By game time Thursday, the nostalgic reunion could not diminish the odd turn in the standings. The Bulls entered the game with a 4-0 record and the Knicks were 3-1, their early season marred only by a disappointing home loss to Orlando and already piling up impressive wins over Boston and Philadelphia.
It may not make this matchup take the course that the Michael Jordan-led Bulls and the Patrick Ewing Knicks embarked on and it’s hard to imagine that these two will still be at the top of the conference when the season is over. But for Thibodeau it brought to light the comparisons between his Bulls teams and the Knicks squad he helms now. The comparisons may not come in style of play, but in groups that had a belief and bought into what he was preaching.

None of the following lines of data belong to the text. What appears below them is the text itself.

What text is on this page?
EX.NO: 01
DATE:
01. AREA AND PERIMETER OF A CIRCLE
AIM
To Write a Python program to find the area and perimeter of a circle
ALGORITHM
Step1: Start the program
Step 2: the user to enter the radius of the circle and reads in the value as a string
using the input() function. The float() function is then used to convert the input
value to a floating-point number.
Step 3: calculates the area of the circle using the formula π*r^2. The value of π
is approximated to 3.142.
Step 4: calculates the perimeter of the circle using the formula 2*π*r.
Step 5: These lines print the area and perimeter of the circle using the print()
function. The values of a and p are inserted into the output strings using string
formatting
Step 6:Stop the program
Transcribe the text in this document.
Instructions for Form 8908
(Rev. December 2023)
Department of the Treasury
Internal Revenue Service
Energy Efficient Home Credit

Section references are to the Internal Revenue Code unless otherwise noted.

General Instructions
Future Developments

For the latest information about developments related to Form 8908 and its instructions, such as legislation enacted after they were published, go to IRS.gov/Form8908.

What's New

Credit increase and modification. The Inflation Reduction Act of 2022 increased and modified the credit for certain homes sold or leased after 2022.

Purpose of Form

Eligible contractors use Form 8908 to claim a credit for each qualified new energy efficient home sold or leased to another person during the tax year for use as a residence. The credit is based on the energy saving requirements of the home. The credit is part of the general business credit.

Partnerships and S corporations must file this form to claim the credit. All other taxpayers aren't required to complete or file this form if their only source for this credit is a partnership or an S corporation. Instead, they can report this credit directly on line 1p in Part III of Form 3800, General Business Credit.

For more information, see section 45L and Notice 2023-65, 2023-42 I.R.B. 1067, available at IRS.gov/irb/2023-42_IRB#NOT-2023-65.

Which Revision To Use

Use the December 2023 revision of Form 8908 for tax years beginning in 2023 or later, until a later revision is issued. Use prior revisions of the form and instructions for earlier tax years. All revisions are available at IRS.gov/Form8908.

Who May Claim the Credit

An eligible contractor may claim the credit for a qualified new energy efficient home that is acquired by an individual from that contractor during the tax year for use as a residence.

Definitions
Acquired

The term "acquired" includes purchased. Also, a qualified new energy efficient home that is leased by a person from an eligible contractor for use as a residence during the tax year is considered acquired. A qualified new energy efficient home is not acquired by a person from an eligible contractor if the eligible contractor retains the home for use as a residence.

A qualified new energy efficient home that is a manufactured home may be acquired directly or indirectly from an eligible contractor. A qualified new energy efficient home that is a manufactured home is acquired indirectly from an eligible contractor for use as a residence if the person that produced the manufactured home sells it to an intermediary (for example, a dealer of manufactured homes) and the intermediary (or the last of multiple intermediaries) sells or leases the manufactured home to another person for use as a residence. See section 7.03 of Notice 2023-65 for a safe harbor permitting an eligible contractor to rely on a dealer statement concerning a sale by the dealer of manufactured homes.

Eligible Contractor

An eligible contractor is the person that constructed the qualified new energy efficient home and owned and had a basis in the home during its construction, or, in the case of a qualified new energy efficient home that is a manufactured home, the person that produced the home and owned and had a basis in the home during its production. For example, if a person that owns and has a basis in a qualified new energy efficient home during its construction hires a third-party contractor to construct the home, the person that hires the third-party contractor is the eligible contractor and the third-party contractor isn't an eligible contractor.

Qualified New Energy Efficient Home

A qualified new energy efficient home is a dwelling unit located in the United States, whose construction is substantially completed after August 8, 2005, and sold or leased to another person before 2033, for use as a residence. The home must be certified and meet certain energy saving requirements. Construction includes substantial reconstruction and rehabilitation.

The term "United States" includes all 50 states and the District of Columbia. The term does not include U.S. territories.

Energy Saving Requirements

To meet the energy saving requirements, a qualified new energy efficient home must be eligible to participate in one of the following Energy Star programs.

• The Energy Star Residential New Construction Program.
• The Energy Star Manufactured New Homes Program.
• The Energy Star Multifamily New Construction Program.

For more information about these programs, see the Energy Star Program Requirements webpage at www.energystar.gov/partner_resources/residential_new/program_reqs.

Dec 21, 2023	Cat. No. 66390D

"I’ve been lucky through my career to have that experience in the ’90s with New York," Thibodeau said. " . . . You realize when you look back how special it is. You don’t remember who scored how many points. You remember the people you were with and things you went through. Taj, Derrick, the things they’ve gone through and see who they are, it’s special. I love our team. The character of our team now is similar to those teams. They care about each other, great teamwork, discipline, effort. Some nights we fall short but that commitment to get back at it and do better and improve. That’s what this league is about."
Rose, who was a key player for both the Bulls of Noah’s era and the current Knicks, grew up in Chicago when the Knicks and Bulls would fight, figuratively and literally. But he missed that history.
"My story is a lot different than any other hooper," Rose said. "I didn’t watch the Bulls games like that. My family would be around watching the Bulls games. I was always outside. I didn’t know about salaries or anything. I just had a pure passion for the sport and that got me here."